Ingham County Circuit Court Judge Rosemarie Aquilina says if jurors are presented with Nassar’s federal conviction for possessing thousands of images of child pornography, they’d automatically convict him.

“Should this child pornography come in, it would unfairly prejudice the jury,” Aquilina said Friday at a pretrial hearing. “After the jury heard about these pictures, the sheer number of them, I think the jury would stop listening and simply convict.”

It’s a blow to the prosecution, and the Attorney General’s office says they plan it appeal.

But Judge Aquilina also denied the defense attorney’s request to push the trial date back from December 7.

Nassar’s attorneys argued that because the attorney general’s office just recently gave them tens of thousands of pages of discovery, they can’t adequately defend their client without more time to prepare.

“I’m not delaying the trial,” Judge Aquilina said. “Stay up all night if you will, get some extra help, there is time.”

The defense also lost their request for a change of venue, after arguing it’ll be tough to get an unbiased jury in Ingham County, thanks to the media attention on this case.
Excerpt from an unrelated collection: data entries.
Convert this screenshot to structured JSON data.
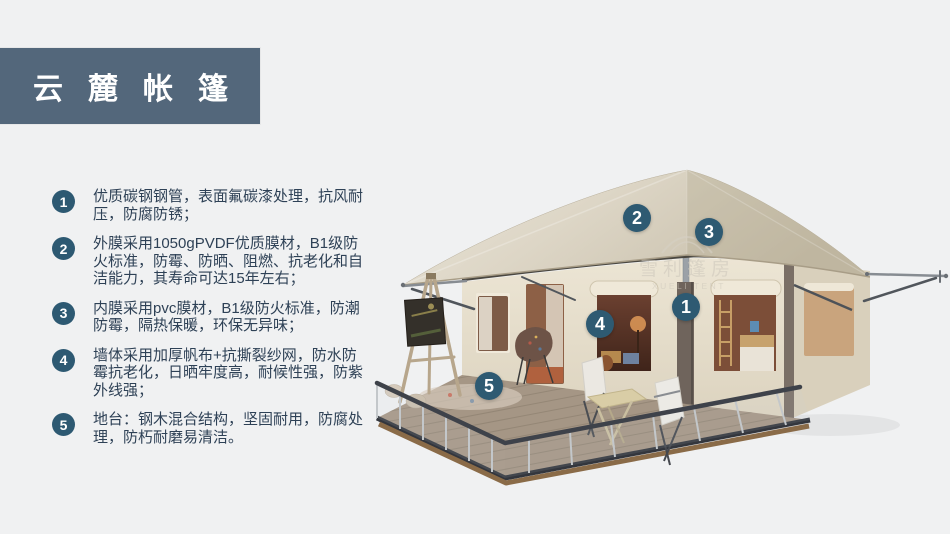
{
  "title": {
    "text": "云麓帐篷"
  },
  "features": [
    {
      "num": "1",
      "text": "优质碳钢钢管，表面氟碳漆处理，抗风耐压，防腐防锈；"
    },
    {
      "num": "2",
      "text": "外膜采用1050gPVDF优质膜材，B1级防火标准，防霉、防晒、阻燃、抗老化和自洁能力，其寿命可达15年左右；"
    },
    {
      "num": "3",
      "text": "内膜采用pvc膜材，B1级防火标准，防潮防霉，隔热保暖，环保无异味；"
    },
    {
      "num": "4",
      "text": "墙体采用加厚帆布+抗撕裂纱网，防水防霉抗老化，日晒牢度高，耐候性强，防紫外线强；"
    },
    {
      "num": "5",
      "text": "地台：钢木混合结构，坚固耐用，防腐处理，防朽耐磨易清洁。"
    }
  ],
  "callouts": [
    {
      "num": "1"
    },
    {
      "num": "2"
    },
    {
      "num": "3"
    },
    {
      "num": "4"
    },
    {
      "num": "5"
    }
  ],
  "watermark": {
    "cn": "雪利篷房",
    "en": "XUELI TENT"
  },
  "colors": {
    "accent_badge": "#2e5a72",
    "title_bar": "#53677b",
    "body_text": "#2e4156",
    "canvas": "#f0f1f2",
    "roof_beige": "#d9d2c2",
    "wall_cream": "#e6dfce",
    "deck_wood": "#a59685"
  }
}
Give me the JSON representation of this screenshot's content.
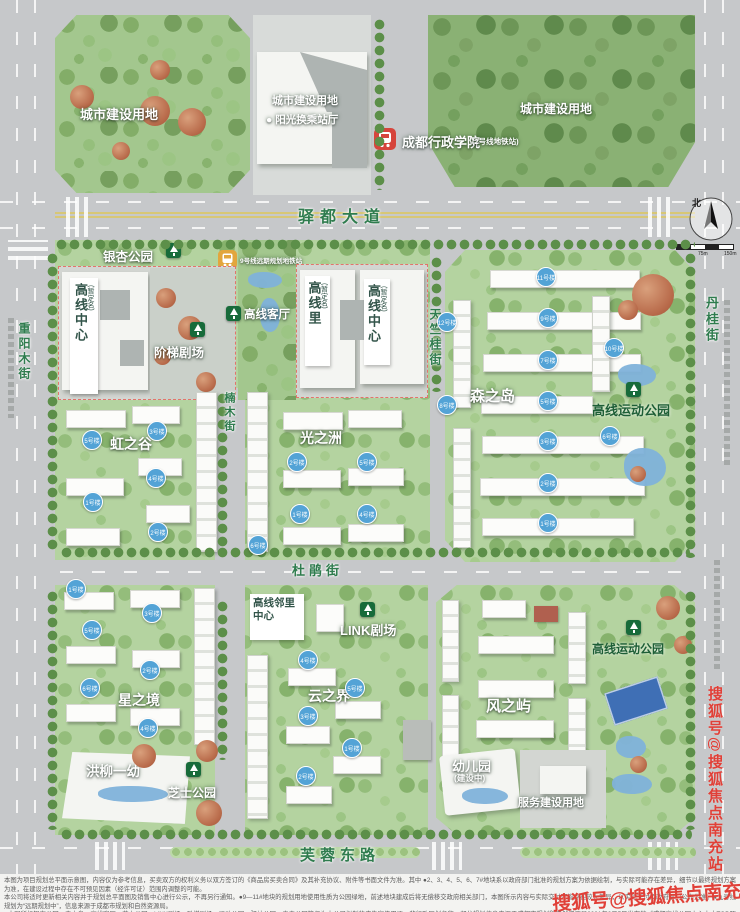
{
  "compass": {
    "north": "北",
    "scale": [
      "0",
      "75m",
      "150m"
    ]
  },
  "roads": {
    "yidu": "驿都大道",
    "dujuan": "杜鹃街",
    "furong": "芙蓉东路",
    "chongyangmu": "重阳木街",
    "nanmu": "楠木街",
    "tianzhugui": "天竺桂街",
    "dangui": "丹桂街"
  },
  "top": {
    "left_parcel": "城市建设用地",
    "mid_parcel": "城市建设用地",
    "mid_sub": "● 阳光换乘站厅",
    "right_parcel": "城市建设用地",
    "metro_name": "成都行政学院",
    "metro_note": "(2号线地铁站)",
    "planned_metro": "9号线远期规划地铁站"
  },
  "areas": {
    "yinxing_park": "银杏公园",
    "center_w_main": "高线中心",
    "center_w_sub": "(暂定名)",
    "jieti_theater": "阶梯剧场",
    "keting": "高线客厅",
    "li_main": "高线里",
    "li_sub": "(暂定名)",
    "center_e_main": "高线中心",
    "center_e_sub": "(暂定名)",
    "senzhidao": "森之岛",
    "sports_park_n": "高线运动公园",
    "hongzhigu": "虹之谷",
    "guangzhizhou": "光之洲",
    "neighborhood": "高线邻里中心",
    "link_theater": "LINK剧场",
    "xingzhijing": "星之境",
    "yunzhijie": "云之界",
    "fengzhiyu": "风之屿",
    "sports_park_s": "高线运动公园",
    "hongliu": "洪柳一幼",
    "cheese_park": "芝士公园",
    "kg_main": "幼儿园",
    "kg_sub": "(建设中)",
    "service_land": "服务建设用地"
  },
  "badges": {
    "sen": [
      {
        "label": "12号楼",
        "x": 447,
        "y": 322
      },
      {
        "label": "8号楼",
        "x": 447,
        "y": 405
      },
      {
        "label": "11号楼",
        "x": 546,
        "y": 277
      },
      {
        "label": "9号楼",
        "x": 548,
        "y": 318
      },
      {
        "label": "10号楼",
        "x": 614,
        "y": 348
      },
      {
        "label": "7号楼",
        "x": 548,
        "y": 360
      },
      {
        "label": "5号楼",
        "x": 548,
        "y": 401
      },
      {
        "label": "6号楼",
        "x": 610,
        "y": 436
      },
      {
        "label": "3号楼",
        "x": 548,
        "y": 441
      },
      {
        "label": "2号楼",
        "x": 548,
        "y": 483
      },
      {
        "label": "1号楼",
        "x": 548,
        "y": 523
      }
    ],
    "hong": [
      {
        "label": "5号楼",
        "x": 92,
        "y": 440
      },
      {
        "label": "3号楼",
        "x": 157,
        "y": 431
      },
      {
        "label": "4号楼",
        "x": 156,
        "y": 478
      },
      {
        "label": "1号楼",
        "x": 93,
        "y": 502
      },
      {
        "label": "2号楼",
        "x": 158,
        "y": 532
      }
    ],
    "guang": [
      {
        "label": "2号楼",
        "x": 297,
        "y": 462
      },
      {
        "label": "5号楼",
        "x": 367,
        "y": 462
      },
      {
        "label": "1号楼",
        "x": 300,
        "y": 514
      },
      {
        "label": "4号楼",
        "x": 367,
        "y": 514
      },
      {
        "label": "6号楼",
        "x": 258,
        "y": 545
      }
    ],
    "xing": [
      {
        "label": "1号楼",
        "x": 76,
        "y": 589
      },
      {
        "label": "3号楼",
        "x": 152,
        "y": 613
      },
      {
        "label": "5号楼",
        "x": 92,
        "y": 630
      },
      {
        "label": "2号楼",
        "x": 150,
        "y": 670
      },
      {
        "label": "6号楼",
        "x": 90,
        "y": 688
      },
      {
        "label": "4号楼",
        "x": 148,
        "y": 728
      }
    ],
    "yun": [
      {
        "label": "4号楼",
        "x": 308,
        "y": 660
      },
      {
        "label": "5号楼",
        "x": 355,
        "y": 688
      },
      {
        "label": "3号楼",
        "x": 308,
        "y": 716
      },
      {
        "label": "1号楼",
        "x": 352,
        "y": 748
      },
      {
        "label": "2号楼",
        "x": 306,
        "y": 776
      }
    ]
  },
  "watermark": {
    "side": "搜狐号@搜狐焦点南充站",
    "bottom": "搜狐号@搜狐焦点南充站"
  },
  "disclaimer": {
    "lines": [
      "本图为项目规划总平面示意图，内容仅为参考信息，买卖双方的权利义务以双方签订的《商品房买卖合同》及其补充协议、附件等书面文件为准。其中 ●2、3、4、5、6、7#地块系以政府部门批准的规划方案为依据绘制，与实际可能存在差异，细节以最终规划方案为准，在建设过程中存在不可预见因素（经许可证）范围内调整的可能。",
      "本公司将适时更新相关内容并于规划总平面图及销售中心进行公示，不再另行通知。●9—11#地块的规划用地使用性质为公园绿地，前述地块建成后将无偿移交政府相关部门，本图所示内容与实际交付可能存在较大差异，以实际交付及政府部门公布为准。●九号线规划为“远期规划中”，信息来源于成都市规划和自然资源局。",
      "●本图所标银杏公园、森之岛、高线客厅、芝士公园、LINK剧场、阶梯剧场、运动公园、驿站公园、春森公园等仅为本公司拟制的广告宣传用语，非行政区划名称；部分规划信息来源于成都市规划和自然资源局2021年2月5日发布的《成都高线公园中心十大TOD项目一体化城市设计》，规划内容以政府最终批复为准。",
      "●5#地块7号楼层高编号仅为101-2层，与3层层高编号存在较大差异。●代理机构为城家房地产经纪有限公司成都分公司、成都正合地产顾问股份有限公司、成都天恒美房地产营销策划有限公司。商品房预售证：5101122022062120、5101122022064422、5101122022064423。本资料制作时间详见资料扉页，敬请留意最新发布信息。"
    ]
  }
}
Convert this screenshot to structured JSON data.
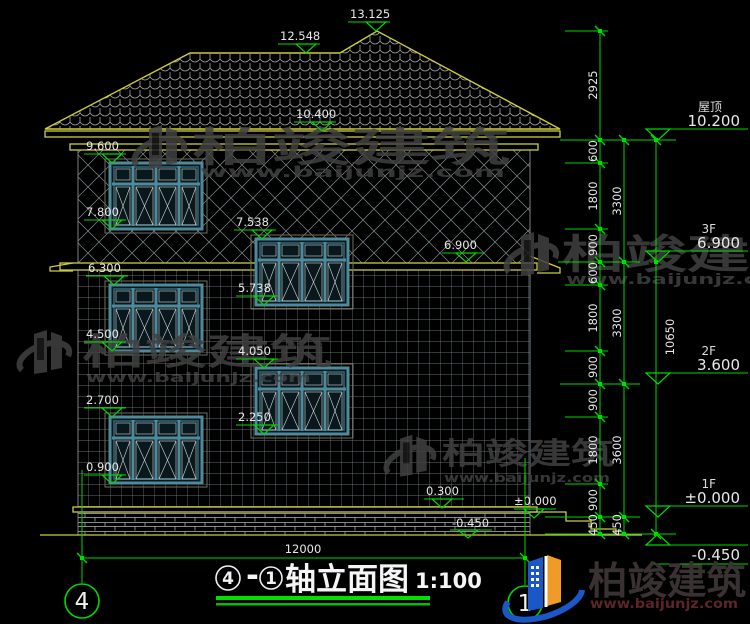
{
  "drawing": {
    "title": {
      "axis_left": "4",
      "dash": "-",
      "axis_right": "1",
      "name": "轴立面图",
      "scale": "1:100"
    },
    "bottom_dimension": "12000",
    "axis_bubbles": {
      "left": "4",
      "right": "1"
    }
  },
  "marks": {
    "peak": "13.125",
    "ridge": "12.548",
    "eave_top": "10.400",
    "l9600": "9.600",
    "l7800": "7.800",
    "l6300": "6.300",
    "l4500": "4.500",
    "l2700": "2.700",
    "l0900": "0.900",
    "c7538": "7.538",
    "c5738": "5.738",
    "c4050": "4.050",
    "c2250": "2.250",
    "r6900": "6.900",
    "b0300": "0.300",
    "bzero": "±0.000",
    "bneg": "-0.450"
  },
  "levels": [
    {
      "name": "屋顶",
      "elev": "10.200"
    },
    {
      "name": "3F",
      "elev": "6.900"
    },
    {
      "name": "2F",
      "elev": "3.600"
    },
    {
      "name": "1F",
      "elev": "±0.000"
    },
    {
      "name": "",
      "elev": "-0.450"
    }
  ],
  "dims": {
    "chain1": [
      "2925",
      "600",
      "1800",
      "900",
      "600",
      "1800",
      "900",
      "900",
      "1800",
      "900",
      "450"
    ],
    "chain2": [
      "3300",
      "3300",
      "3600",
      "450"
    ],
    "total": "10650"
  },
  "watermark": {
    "brand": "柏竣建筑",
    "url": "www.baijunjz.com"
  },
  "logo": {
    "brand": "柏竣建筑",
    "url": "www.baijunjz.com"
  },
  "colors": {
    "dim_green": "#00d800",
    "cad_yellow": "#cdcd3e",
    "logo_blue": "#1c57c8",
    "logo_orange": "#f09a28"
  }
}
Nassar’s attorneys may appeal that ruling as well.

Aquilina did allow the prosecution to add six new witnesses, all of them women who say Nassar sexually assaulted them. A few of these new witnesses are Olympic gymnasts, according to the prosecution’s motion, and their stories will help establish Nassar’s alleged pattern of assault: digitally penetrating girls as young as 11, repeatedly, under the guise of treating them for injuries.

Nassar doesn’t wear gloves, the prosecution argues, doesn’t ask for the patients or the parents permission, and often showers them with gifts and other grooming behaviors.  In this case, he's charged with sexually abusing seven young women and girls, and faces up to life in prison.